Mihai_Grigoruta
@The_Exchange_Team
Thanks for the response re mailbox items that have reached the nebulous state of "corrupted". It appears that you missed most of what I posted.
If I can review the response, you've clearly stated that:
"Logical corruption on items can be introduced by any app" So that includes Microsoft Exchange Server, Microsoft Outlook, Microsoft ActiveSync clients, Microsoft Edge (for OWA) or another Microsoft approved browser.
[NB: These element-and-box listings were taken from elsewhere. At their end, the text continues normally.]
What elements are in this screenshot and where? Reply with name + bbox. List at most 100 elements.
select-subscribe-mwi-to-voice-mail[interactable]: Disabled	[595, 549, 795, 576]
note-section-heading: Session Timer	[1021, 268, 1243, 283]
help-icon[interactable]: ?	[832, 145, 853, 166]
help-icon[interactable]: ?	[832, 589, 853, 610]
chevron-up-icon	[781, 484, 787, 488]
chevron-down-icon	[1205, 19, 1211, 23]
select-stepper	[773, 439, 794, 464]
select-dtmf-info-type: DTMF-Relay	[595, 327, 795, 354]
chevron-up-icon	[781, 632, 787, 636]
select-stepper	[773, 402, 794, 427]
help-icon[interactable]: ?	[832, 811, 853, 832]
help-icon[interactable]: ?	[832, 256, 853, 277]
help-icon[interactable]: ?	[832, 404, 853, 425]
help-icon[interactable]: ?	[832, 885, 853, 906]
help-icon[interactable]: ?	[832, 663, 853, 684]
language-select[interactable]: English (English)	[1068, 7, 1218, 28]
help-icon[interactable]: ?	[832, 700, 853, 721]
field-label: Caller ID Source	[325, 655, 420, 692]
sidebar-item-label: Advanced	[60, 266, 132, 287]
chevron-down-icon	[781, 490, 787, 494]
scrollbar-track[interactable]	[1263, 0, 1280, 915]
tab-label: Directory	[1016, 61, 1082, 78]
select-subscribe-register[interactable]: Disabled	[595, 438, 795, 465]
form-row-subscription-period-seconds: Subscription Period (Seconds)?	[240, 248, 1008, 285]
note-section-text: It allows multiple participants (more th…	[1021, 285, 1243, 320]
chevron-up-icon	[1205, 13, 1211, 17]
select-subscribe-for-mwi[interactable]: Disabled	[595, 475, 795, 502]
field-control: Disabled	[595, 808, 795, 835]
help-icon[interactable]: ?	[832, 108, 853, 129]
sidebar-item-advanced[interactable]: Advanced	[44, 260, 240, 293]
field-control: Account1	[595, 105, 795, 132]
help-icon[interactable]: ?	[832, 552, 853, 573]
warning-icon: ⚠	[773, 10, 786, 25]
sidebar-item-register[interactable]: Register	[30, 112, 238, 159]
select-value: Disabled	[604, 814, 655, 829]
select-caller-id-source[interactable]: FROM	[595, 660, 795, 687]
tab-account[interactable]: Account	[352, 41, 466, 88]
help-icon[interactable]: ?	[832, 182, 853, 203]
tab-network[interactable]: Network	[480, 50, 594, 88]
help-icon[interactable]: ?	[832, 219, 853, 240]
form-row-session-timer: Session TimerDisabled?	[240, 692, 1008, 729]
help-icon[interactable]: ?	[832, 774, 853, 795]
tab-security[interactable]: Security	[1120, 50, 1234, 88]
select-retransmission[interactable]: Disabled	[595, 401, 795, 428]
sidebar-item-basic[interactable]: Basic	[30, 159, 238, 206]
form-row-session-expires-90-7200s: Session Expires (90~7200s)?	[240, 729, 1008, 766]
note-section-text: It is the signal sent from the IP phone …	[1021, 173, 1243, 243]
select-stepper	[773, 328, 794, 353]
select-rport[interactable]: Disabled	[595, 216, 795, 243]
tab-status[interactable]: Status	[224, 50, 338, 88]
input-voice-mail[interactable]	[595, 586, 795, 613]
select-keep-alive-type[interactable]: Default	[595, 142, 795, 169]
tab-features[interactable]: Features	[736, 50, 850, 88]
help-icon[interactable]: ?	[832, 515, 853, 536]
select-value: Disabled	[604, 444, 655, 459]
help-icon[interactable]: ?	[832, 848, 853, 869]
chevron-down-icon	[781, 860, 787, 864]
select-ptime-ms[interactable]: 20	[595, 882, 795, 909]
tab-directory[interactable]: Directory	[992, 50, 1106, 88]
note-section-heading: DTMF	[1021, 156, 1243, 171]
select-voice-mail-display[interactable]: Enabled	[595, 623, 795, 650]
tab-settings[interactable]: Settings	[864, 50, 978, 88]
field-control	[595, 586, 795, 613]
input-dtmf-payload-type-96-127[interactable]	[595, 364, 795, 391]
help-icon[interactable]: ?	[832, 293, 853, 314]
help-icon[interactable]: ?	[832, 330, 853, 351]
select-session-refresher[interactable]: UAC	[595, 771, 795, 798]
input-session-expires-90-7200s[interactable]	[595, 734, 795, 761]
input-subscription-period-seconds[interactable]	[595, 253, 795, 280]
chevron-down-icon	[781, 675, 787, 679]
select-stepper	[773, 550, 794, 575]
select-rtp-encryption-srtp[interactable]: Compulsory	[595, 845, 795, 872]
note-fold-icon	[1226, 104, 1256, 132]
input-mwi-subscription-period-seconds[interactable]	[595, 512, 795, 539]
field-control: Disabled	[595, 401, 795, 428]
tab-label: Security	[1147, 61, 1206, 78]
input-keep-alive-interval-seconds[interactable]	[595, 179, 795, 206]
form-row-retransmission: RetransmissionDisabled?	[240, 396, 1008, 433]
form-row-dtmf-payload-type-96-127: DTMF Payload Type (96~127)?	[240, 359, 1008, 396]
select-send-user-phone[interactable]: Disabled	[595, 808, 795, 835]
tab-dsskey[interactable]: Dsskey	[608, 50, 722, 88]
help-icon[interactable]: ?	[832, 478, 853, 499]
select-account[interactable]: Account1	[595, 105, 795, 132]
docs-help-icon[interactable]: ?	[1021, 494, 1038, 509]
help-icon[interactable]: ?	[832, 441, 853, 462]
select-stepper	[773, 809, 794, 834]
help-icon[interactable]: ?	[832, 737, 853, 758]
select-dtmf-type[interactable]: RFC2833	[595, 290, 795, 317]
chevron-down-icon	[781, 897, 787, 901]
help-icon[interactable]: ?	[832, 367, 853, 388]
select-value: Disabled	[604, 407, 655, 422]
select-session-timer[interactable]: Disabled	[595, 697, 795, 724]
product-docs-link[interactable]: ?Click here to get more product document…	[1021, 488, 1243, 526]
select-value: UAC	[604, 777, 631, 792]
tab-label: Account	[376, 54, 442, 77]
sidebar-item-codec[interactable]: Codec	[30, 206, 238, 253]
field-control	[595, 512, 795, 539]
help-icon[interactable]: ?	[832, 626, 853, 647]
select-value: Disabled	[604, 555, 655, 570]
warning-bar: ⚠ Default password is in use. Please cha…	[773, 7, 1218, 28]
Thank you for acknowledging that these Microsoft applications may indeed introduce "corruption". This is consistent with Microsoft introducing "corruption" and not having the checks in place to ensure that the "corruption" does not make it to the Exchange database.
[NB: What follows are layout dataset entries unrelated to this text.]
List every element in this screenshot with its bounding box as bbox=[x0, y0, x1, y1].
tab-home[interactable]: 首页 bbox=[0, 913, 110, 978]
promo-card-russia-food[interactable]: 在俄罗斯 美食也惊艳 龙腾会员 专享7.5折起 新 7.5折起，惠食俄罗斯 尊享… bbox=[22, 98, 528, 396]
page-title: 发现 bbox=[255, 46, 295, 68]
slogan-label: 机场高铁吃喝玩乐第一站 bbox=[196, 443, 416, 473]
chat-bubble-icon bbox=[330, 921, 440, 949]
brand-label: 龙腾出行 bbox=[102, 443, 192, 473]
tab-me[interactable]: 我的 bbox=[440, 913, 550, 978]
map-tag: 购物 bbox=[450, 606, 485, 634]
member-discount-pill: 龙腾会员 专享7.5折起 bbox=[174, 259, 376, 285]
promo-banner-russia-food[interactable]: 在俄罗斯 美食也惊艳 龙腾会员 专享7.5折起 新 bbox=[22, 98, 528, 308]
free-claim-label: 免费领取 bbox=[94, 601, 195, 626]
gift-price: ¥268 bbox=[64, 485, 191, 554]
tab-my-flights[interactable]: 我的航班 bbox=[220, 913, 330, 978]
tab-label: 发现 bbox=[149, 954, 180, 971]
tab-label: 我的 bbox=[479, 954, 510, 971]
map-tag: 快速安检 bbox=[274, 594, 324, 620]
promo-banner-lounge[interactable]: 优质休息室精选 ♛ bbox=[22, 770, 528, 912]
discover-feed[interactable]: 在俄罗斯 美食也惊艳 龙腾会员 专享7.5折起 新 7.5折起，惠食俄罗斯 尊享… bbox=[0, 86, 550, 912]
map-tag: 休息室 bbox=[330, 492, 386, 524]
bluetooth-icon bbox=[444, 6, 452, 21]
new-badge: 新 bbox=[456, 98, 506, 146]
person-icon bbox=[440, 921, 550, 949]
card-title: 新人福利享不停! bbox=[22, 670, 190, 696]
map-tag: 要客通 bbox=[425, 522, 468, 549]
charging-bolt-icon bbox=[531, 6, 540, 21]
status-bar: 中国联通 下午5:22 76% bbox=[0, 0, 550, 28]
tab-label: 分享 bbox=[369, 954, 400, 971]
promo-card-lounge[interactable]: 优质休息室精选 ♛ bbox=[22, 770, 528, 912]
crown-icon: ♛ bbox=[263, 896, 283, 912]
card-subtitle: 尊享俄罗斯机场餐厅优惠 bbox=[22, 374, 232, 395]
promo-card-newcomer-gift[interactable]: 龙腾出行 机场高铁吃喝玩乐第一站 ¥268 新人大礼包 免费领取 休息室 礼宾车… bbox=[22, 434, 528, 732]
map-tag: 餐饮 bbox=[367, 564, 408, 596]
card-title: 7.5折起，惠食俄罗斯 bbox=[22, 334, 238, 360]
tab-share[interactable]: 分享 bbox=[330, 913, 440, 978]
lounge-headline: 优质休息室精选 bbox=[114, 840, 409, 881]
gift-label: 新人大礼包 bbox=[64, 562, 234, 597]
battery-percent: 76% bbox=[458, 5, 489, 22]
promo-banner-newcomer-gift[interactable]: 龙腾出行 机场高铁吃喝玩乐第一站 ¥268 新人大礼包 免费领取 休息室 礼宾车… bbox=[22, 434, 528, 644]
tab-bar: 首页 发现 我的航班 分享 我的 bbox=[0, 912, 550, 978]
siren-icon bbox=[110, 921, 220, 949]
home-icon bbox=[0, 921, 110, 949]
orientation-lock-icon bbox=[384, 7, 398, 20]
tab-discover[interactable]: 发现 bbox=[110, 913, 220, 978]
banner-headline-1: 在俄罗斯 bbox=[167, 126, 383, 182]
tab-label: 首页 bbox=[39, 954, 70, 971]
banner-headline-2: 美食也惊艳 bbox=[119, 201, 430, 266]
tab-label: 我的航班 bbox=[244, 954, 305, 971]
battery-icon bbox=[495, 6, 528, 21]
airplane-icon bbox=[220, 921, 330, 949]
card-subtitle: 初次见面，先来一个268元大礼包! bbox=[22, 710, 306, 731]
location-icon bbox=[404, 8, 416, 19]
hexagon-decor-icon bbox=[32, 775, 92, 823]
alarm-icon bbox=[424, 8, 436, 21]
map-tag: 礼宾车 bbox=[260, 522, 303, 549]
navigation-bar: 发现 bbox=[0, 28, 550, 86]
"Usually these items were corrupted by a 3rd party client of some kind" is a blanket statement abut the quality of 3rd party applications, so its logical to assume that you have statistics to back the assertion. Can you please share your statistics that support 3rd party clients that may or may not have been created by Microsoft Partners, causing the majority of the "corruption". I have been in Exchange environments with no third party apps and we always found "corrupted" items during migrations. The Exchange servers and clients were well maintained so there was no reason to believe that the "corruption" was caused by anything other than a Microsoft application such as Exchange or Outlook.
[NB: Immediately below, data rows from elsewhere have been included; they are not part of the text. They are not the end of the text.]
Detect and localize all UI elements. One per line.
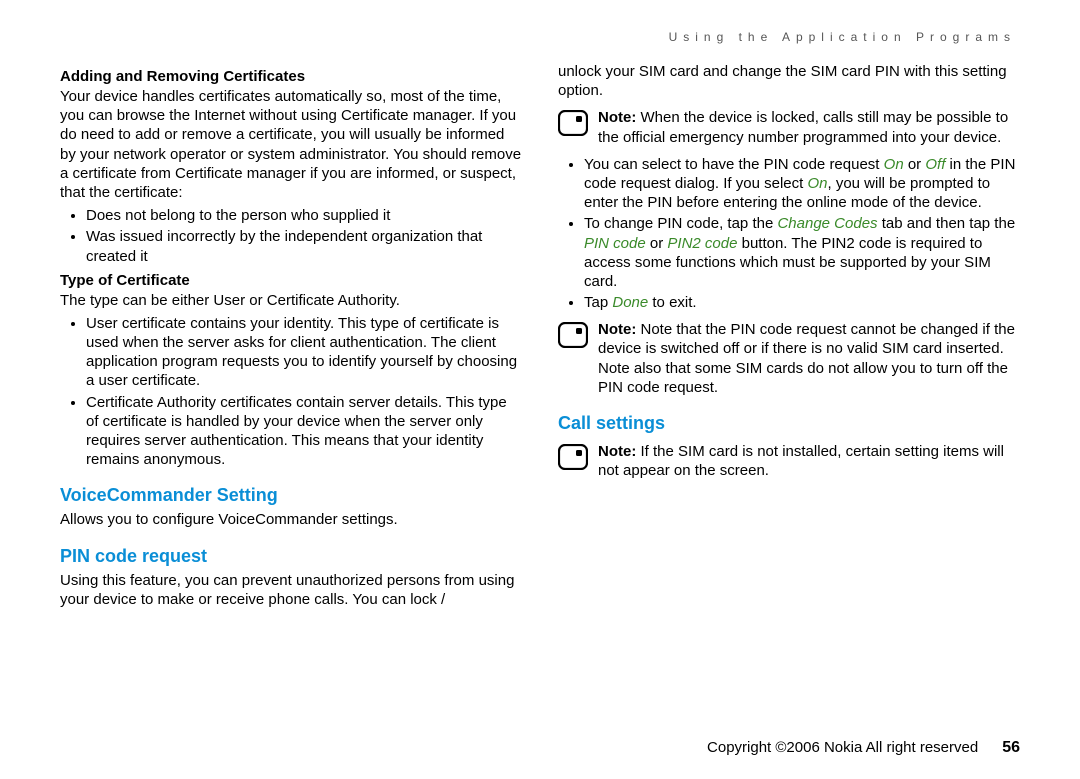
list-item: Does not belong to the person who suppli… (86, 206, 522, 225)
inline-on: On (884, 156, 904, 173)
note-label: Note: (598, 109, 636, 126)
bullet-list: You can select to have the PIN code requ… (558, 155, 1020, 313)
text-fragment: or (904, 156, 926, 173)
inline-done: Done (612, 294, 648, 311)
copyright-text: Copyright ©2006 Nokia All right reserved (707, 739, 978, 756)
inline-pin-code: PIN code (584, 235, 646, 252)
note-text: Note: If the SIM card is not installed, … (598, 442, 1020, 480)
text-fragment: Tap (584, 294, 612, 311)
note-text: Note: Note that the PIN code request can… (598, 320, 1020, 397)
note-icon (558, 322, 588, 353)
section-pin-code: PIN code request (60, 546, 522, 567)
paragraph: The type can be either User or Certifica… (60, 291, 522, 310)
list-item: You can select to have the PIN code requ… (584, 155, 1020, 213)
bullet-list: User certificate contains your identity.… (60, 314, 522, 470)
text-fragment: To change PIN code, tap the (584, 215, 777, 232)
paragraph: Using this feature, you can prevent unau… (60, 571, 522, 609)
note-body: Note that the PIN code request cannot be… (598, 321, 1015, 396)
text-fragment: to exit. (648, 294, 696, 311)
list-item: Was issued incorrectly by the independen… (86, 227, 522, 265)
page-number: 56 (1002, 739, 1020, 757)
inline-on: On (807, 175, 827, 192)
right-column: unlock your SIM card and change the SIM … (558, 62, 1020, 613)
paragraph: Your device handles certificates automat… (60, 87, 522, 202)
list-item: Tap Done to exit. (584, 293, 1020, 312)
note-text: Note: When the device is locked, calls s… (598, 108, 1020, 146)
paragraph: Allows you to configure VoiceCommander s… (60, 510, 522, 529)
footer: Copyright ©2006 Nokia All right reserved… (707, 739, 1020, 757)
subheading-type-cert: Type of Certificate (60, 272, 522, 289)
note-body: If the SIM card is not installed, certai… (598, 443, 1004, 479)
note-block: Note: When the device is locked, calls s… (558, 108, 1020, 146)
note-icon (558, 444, 588, 475)
note-icon (558, 110, 588, 141)
list-item: User certificate contains your identity.… (86, 314, 522, 391)
section-call-settings: Call settings (558, 413, 1020, 434)
note-block: Note: Note that the PIN code request can… (558, 320, 1020, 397)
paragraph: unlock your SIM card and change the SIM … (558, 62, 1020, 100)
two-column-layout: Adding and Removing Certificates Your de… (60, 62, 1020, 613)
note-block: Note: If the SIM card is not installed, … (558, 442, 1020, 480)
inline-off: Off (925, 156, 945, 173)
document-page: Using the Application Programs Adding an… (0, 0, 1080, 779)
list-item: To change PIN code, tap the Change Codes… (584, 214, 1020, 291)
list-item: Certificate Authority certificates conta… (86, 393, 522, 470)
running-header: Using the Application Programs (60, 30, 1020, 44)
bullet-list: Does not belong to the person who suppli… (60, 206, 522, 266)
text-fragment: tab and then tap the (878, 215, 1016, 232)
inline-change-codes: Change Codes (777, 215, 877, 232)
subheading-adding-removing: Adding and Removing Certificates (60, 68, 522, 85)
inline-pin2-code: PIN2 code (667, 235, 737, 252)
text-fragment: You can select to have the PIN code requ… (584, 156, 884, 173)
note-label: Note: (598, 321, 636, 338)
left-column: Adding and Removing Certificates Your de… (60, 62, 522, 613)
section-voicecommander: VoiceCommander Setting (60, 485, 522, 506)
text-fragment: or (646, 235, 668, 252)
note-body: When the device is locked, calls still m… (598, 109, 1008, 145)
note-label: Note: (598, 443, 636, 460)
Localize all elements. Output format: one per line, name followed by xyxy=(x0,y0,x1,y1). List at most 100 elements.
"Usually these items were corrupted by a 3rd party client of some kind that has put the source data into a logically corrupt state". This appears to be an acknowledgement Exchange is generally vulnerable to exploits from 3rd party apps as it does little checking.
"So the corrupt data will be skipped by our system only if you allow the data loss"
This a roundabout way of saying that if you want the mailbox migrations to complete without data loss, you may spend hundreds or thousands of hours trying to remediate the "corrupted" items. The New-MailboxRepairRequest has 40+ different types of -CorruptionType values. For a larger migration you could assign a full-time individual to do nothing but look at every last "corrupted" item, attempt endless variations of New-MailboxRepairRequest repairs and then still keep their fingers crossed that the repair did not truncate business-critical information.
As mentioned in my previous post, when you "skip" items that were "corrupted" by Microsoft applications, you have then chosen to effectively and very deliberately, delete messages from a user mailbox - i.e. you have deleted user data. During the course of a larger migration you may end up deleting hundreds or thousands of user messages - all deliberately. This is a serious problem, not only for compliance and legal reasons but you may also be deleting very important user messages which may have financial or other lasting implications.
The ability to "skip" items, or the New-MailboxRepairRequest command or DCS still does nothing to address the fact that after 25+ years, Microsoft is still allowing "corrupted" items, that are most likely "corrupted" by Microsoft supported software, to make it to the database.